In this case, the warrant commanded the officers to seize the following described property (and we quote from the warrant itself):
“a. Sexually explicit videotapes either displayed or available for display in individual viewing booths which are located in the retail portion of the premises and/or in videocassette recorders connected to the individual viewing booths;
b. Video equipment, including televisions and video cassette recorders used to display the aforementioned videotapes in said viewing booths;
c. Computer equipment splitters used with the aforementioned video equipment to control the display of the videotapes;
d. Documents relating to the operation of the premises to be searched including, but not limited to, computerized records, inventory sheets, bank statements, purchase orders and employee logs, payroll receipts, utility bills, tax records, corporate documents, delivery records, and employee time sheets which may identify eo-conspir-ators and/or co-defendants;
e. Physical evidence relating to the use of the premises to be searched including, but not limited to, semen, condoms, cleaning agents, and sexual stimulants;
f. Periodicals referred to as “swinger” magazines which advertise available sexual partners either locally, statewide, or nationally.”
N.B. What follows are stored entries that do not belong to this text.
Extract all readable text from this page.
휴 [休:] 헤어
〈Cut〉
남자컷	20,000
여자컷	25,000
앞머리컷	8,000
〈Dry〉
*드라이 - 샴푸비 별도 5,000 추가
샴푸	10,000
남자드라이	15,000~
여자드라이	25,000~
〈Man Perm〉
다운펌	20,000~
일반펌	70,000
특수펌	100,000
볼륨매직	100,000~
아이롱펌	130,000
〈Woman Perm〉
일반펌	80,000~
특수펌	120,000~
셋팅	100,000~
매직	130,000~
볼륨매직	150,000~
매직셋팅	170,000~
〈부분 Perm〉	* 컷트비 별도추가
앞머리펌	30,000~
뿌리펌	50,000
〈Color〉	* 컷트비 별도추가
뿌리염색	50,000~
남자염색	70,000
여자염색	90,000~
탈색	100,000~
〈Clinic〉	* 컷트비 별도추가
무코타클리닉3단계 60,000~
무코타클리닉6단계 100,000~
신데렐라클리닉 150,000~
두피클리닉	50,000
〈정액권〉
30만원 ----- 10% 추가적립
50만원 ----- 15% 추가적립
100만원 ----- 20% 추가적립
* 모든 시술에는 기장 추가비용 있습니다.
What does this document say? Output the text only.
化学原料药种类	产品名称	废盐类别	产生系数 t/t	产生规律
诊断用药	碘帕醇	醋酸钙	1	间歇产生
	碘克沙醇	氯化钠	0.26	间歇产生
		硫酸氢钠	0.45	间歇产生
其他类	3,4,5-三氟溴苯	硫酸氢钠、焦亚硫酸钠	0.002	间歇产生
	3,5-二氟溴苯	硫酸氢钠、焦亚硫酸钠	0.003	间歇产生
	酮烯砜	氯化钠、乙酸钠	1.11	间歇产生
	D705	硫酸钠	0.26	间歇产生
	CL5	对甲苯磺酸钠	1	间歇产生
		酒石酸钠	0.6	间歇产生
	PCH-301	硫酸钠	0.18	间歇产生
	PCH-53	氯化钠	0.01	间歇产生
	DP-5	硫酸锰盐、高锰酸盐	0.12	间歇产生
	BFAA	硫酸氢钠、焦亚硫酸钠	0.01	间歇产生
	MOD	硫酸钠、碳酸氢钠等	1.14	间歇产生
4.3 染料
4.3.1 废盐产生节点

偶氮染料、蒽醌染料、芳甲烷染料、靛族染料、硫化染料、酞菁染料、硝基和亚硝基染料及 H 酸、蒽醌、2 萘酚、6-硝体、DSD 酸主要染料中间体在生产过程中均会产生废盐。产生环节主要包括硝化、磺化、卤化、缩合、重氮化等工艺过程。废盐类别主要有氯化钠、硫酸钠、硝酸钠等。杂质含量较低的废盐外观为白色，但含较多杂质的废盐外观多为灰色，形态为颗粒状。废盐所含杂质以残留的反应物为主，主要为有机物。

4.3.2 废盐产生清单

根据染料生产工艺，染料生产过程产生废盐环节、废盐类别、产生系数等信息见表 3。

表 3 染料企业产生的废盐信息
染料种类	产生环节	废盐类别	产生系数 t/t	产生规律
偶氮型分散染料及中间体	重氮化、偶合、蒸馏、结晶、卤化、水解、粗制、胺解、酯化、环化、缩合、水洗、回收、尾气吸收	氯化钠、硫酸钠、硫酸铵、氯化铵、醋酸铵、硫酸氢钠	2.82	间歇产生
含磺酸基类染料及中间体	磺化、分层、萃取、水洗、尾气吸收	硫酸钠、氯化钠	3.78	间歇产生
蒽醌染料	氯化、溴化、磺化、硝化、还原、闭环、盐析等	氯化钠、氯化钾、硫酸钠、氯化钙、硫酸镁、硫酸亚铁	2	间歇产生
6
The gist of the sheriffs affidavits was that both of these stores rented videotapes or sold magazines depicting explicit sexual activity. The magazines are described as “swinger” magazines that contain “personal advertisements by individuals who seek new sexual partners, trade sexual partners, and/or engage in group sexual activity.” Typically, the affidavits said, these periodicals contain nude photographs of their correspondents exposing their genitalia.
The videotapes were described as displayed in individual “peep show” booths on the premises where they served “as a stimulus for prohibited sexual activity.” The booths each contain a television monitor connected to a central computer system, controlling the display of videotapes. A patron can view 14 different channels from each monitor, theoretically presenting a selection of 14 different tapes. Also available for sale on the premises was an assortment of “novelty items” or condoms, jellies, and lubricants.
In essence, the affidavits charged that most of the patrons were males, many of whom congregated near the booths. Some of the booths had a hole in the side-wall partition. Without actually claiming to have witnessed such an event, the affidavits charged that the partition holes were used to facilitate sexual activity between patrons of adjoining booths.10 Some of the patrons would loiter near the booths and either attempt to follow another patron into a booth or attempt to initiate contact through the partition hole. The affiants swore that they had repeatedly seen used condoms, empty jelly/lubricant packets, wet tissue paper, and puddles of what they believed to be semen in some of the booths.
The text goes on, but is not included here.